The Ball falls from the Minaret (it’s in the image, honest!)
The day before Richard left for Tajikistan, we arranged to film the Ball falling from Bukhara’s landmark minaret. The minaret is justifiable famous for its role in satisfying the considerable blood-lust of the local khan, who used to dispose of people by having them thrown off the top.
The only person to survive the fall was a woman, who when asked for her final wish, elected to wear her entire wardrobe, consisting of forty dresses. This gave her sufficient padding to withstand the impact, and indeed, to this day, Uzbek brides are given forty dresses on their wedding day. For good luck, I assume…
After filming, we were surprised to find that the medrassah which the minaret is attached to was also used by the locals as a boundary for their regular evening five-a-side games… so of course we asked to join in…
After playing for twenty minutes in mixed teams, the locals suggested we play by the rules they use when the are too many players present. We split into three teams of five. Each time a goal was scored, the team that conceded would be replaced by the team on the sidelines. The two local teams started playing, while we organised ourselves…
Earlier that day, I had met Tim, another traveller on his way to the World Cup, in an internet cafe in town. I’d suggested to him that we meet up later that evening. I told him where we would be filming, and when he turned up at the minaret, we had four players… the fifth was a Tajik on loan from German Agro Action (yep, there really is a charity with that name) whom Richard knew from Dushanbe, and whom we had met at the top of the minaret.
So then, we had a team, we had opposition, and we had a ball.
Phil tries to chip the keeper
Unfortunately, we didn’t anticipate just how good the opposition would be. Or how bad we were. Within a minute of taking the field, I managed to thump the ball over the medrassa wall, resulting in a little lad scampering off to retrieve it. In the meantime, we began playing with the local’s ball, and within seconds had conceded a giveaway goal.

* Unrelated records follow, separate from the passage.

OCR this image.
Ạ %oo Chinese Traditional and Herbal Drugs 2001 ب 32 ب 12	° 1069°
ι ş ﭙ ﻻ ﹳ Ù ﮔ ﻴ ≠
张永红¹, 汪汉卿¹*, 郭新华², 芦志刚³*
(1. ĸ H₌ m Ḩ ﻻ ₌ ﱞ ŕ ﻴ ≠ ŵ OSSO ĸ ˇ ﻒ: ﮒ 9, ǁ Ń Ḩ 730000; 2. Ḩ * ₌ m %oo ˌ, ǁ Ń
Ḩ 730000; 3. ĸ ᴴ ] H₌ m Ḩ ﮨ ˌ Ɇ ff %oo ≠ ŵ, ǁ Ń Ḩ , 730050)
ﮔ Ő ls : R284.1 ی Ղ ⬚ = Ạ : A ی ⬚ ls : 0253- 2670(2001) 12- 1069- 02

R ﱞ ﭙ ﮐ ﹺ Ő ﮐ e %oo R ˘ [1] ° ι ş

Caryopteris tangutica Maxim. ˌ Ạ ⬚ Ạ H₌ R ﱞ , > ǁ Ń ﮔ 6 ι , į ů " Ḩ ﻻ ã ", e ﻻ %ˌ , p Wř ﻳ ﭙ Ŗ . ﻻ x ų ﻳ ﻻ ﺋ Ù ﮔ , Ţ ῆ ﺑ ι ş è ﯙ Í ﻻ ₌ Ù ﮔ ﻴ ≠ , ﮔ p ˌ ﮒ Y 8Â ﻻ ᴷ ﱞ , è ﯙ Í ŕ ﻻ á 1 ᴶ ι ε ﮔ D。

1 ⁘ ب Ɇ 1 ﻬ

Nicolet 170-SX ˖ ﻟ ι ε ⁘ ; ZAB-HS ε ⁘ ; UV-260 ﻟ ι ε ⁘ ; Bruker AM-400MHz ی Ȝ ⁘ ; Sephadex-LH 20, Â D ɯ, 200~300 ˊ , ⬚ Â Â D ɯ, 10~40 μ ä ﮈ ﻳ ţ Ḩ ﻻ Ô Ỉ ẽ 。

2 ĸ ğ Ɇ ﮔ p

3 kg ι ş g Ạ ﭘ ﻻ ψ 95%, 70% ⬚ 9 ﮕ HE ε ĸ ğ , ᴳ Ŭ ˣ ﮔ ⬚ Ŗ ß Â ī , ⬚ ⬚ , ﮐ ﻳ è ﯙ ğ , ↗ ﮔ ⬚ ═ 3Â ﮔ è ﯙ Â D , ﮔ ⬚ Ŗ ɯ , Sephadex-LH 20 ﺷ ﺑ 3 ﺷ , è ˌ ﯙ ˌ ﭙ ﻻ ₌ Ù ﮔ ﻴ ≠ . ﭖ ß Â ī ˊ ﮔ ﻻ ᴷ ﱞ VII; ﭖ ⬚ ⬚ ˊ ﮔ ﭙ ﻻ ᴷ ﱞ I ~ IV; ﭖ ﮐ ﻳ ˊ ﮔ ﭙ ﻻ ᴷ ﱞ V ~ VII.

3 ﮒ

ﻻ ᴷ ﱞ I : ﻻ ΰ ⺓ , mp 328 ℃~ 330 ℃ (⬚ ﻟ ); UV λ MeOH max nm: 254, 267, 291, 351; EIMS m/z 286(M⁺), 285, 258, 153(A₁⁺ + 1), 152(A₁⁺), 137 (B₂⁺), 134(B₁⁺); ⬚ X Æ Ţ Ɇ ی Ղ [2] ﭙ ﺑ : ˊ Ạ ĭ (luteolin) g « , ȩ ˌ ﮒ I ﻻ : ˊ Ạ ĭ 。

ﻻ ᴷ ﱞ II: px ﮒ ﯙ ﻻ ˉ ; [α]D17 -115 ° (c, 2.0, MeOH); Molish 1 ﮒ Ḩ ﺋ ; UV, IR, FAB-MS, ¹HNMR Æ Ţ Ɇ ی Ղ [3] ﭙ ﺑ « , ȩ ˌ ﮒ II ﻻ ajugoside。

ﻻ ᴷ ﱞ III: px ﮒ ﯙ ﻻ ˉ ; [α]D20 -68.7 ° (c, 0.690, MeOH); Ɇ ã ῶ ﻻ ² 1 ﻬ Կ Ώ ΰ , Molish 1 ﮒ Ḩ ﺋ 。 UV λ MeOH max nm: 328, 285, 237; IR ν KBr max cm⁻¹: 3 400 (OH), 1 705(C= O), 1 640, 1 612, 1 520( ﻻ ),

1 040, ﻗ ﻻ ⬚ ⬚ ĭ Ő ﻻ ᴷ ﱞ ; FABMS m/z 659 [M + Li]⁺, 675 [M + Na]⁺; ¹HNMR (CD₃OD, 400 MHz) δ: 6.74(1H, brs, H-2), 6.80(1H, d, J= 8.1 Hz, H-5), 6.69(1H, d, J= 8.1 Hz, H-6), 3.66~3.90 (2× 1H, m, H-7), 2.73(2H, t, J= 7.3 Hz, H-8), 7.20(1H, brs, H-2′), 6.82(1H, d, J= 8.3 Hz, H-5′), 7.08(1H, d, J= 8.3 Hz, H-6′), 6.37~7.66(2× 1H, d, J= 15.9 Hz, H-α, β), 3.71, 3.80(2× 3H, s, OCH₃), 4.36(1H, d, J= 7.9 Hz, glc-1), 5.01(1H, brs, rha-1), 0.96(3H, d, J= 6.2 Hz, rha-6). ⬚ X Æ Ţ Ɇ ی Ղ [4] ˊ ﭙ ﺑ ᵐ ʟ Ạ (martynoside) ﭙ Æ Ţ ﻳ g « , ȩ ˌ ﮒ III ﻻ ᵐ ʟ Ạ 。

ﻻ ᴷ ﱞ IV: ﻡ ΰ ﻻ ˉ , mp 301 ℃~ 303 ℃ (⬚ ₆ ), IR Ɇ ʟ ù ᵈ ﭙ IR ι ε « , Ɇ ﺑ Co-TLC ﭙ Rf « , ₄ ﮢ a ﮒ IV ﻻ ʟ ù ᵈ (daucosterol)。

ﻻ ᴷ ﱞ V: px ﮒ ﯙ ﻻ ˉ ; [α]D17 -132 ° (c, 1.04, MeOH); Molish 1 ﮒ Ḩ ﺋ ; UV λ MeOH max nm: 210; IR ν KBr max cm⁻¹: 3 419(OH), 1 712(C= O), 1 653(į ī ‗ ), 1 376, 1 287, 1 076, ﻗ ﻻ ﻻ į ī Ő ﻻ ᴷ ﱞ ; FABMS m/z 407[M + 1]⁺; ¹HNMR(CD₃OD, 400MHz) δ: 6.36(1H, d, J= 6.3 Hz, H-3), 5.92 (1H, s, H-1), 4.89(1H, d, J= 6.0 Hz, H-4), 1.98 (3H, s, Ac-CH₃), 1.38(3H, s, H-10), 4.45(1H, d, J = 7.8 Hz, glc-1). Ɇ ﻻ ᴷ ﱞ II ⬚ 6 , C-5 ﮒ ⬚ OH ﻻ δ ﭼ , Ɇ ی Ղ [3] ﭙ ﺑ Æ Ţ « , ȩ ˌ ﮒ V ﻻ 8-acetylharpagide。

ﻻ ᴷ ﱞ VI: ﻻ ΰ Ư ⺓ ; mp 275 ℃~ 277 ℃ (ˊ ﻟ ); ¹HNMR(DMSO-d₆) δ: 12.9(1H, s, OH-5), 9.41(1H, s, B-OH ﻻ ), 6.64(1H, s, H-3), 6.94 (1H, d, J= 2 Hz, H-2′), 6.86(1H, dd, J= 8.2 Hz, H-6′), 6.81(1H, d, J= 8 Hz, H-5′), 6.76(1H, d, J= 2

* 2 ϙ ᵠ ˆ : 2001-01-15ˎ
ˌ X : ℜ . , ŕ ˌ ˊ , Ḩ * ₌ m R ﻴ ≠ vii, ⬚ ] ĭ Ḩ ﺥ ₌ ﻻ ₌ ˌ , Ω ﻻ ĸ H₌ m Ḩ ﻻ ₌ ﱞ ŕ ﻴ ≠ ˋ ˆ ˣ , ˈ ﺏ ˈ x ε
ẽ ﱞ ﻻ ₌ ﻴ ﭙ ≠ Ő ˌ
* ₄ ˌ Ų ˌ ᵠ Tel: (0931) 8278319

None of us, it seemed, had figured out who was playing keeper.
Sounds familiar, eh, Rob ;-)
“Take care of your gates properly” as Dinar put it in a previous blog entry
The previous team of locals took the field again, and we sat watching for twenty minutes as they battled it out together – great end-to-end stuff, much energy, much shouting, and many interruptions by little girls trying to sell people coffee-table books about the city.
Eventually, we got to play again, but the happy scene came abruptly to an end when Richard realised that our dinner would be on the table, and that our formidable hosts at Farkhad and Maya’s would not be lending a sympathetic ear to us when we pleaded that were defending our honour as football players.